Electric charge is the conserved quantity of the electromagnetic interactions which originate from the local phase symmetry. This is called $U(1)$ gauge symmetry since it has only 1 phase parameter. In a similar way, we have other gauge symmetries in the universe. For instance, there is color charge which is the conserved quantity of the strong nuclear force because of another phase symmetry, $SU(3)$ gauge symmetry. There is also $SU(2)$ symmetry for the weak interaction but it is broken at lower energies than ~200 times the proton mass. These are quantum mechanical gauge symmetries.
Here, a gauge freedom exist because of these symmetries, meaning that an extra field would show up because of the symmetry. For electromagnetism this field is called photon, for strong nuclear interaction it is called gluon, and for weak interaction they are W and Z bosons.

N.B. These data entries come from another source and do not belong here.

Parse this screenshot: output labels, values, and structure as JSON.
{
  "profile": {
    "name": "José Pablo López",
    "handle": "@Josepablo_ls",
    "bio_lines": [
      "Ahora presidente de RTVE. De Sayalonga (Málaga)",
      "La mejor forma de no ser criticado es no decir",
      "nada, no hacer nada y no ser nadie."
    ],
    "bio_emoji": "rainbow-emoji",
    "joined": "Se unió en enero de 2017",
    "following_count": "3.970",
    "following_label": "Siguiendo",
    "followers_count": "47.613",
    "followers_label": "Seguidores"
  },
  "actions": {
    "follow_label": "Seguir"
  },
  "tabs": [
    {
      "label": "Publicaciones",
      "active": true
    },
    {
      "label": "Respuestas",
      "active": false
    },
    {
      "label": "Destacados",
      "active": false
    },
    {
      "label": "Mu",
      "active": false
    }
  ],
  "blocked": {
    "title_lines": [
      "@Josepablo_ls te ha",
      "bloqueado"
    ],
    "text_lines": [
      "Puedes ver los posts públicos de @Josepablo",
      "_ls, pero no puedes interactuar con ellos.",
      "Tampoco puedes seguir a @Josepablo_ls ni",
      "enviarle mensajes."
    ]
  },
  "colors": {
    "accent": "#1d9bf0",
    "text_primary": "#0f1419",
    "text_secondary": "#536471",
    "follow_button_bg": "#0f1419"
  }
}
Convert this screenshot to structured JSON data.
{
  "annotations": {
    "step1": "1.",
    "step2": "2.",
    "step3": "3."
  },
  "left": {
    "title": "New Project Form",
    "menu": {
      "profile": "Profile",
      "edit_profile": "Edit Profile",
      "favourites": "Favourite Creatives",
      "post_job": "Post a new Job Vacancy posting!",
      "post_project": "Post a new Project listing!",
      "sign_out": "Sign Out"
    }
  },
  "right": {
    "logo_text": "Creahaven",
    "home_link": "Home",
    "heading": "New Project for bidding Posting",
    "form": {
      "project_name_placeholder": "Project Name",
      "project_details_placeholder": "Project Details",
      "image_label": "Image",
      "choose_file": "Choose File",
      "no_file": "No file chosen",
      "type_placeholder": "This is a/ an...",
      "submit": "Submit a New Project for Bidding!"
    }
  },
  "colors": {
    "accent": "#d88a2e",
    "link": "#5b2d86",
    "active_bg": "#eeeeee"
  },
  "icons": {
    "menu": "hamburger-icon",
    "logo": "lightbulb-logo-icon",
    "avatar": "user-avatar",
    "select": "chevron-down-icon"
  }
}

Gravity is also a gauge symmetry but a classical one, just like the Maxwell theory. The symmetry of the gravity is called local translation symmetry, or diffeomorphism symmetry, which means the local shifts on space and time. The conserved quantities (charges) of this symmetry are energy and momentum because energy and momentum would remain the same after shifting in time and position, respectively. The gauge field of this symmetry is called gravitational potential, $\phi(x)$, but since it is classical it is not a particle.
However, it is believed that one day physicist will find a quantum theory of gravity, so the hypothetical gauge particle of this symmetry would be a spin-2 particle, called graviton. It would have no electrical charge, no color charge, or no weak charge. But it would have energy and momentum. So, it may carry a gravitational charge but if it is massless it would follow the null geodesics just like light, and it wouldn't interact with itself.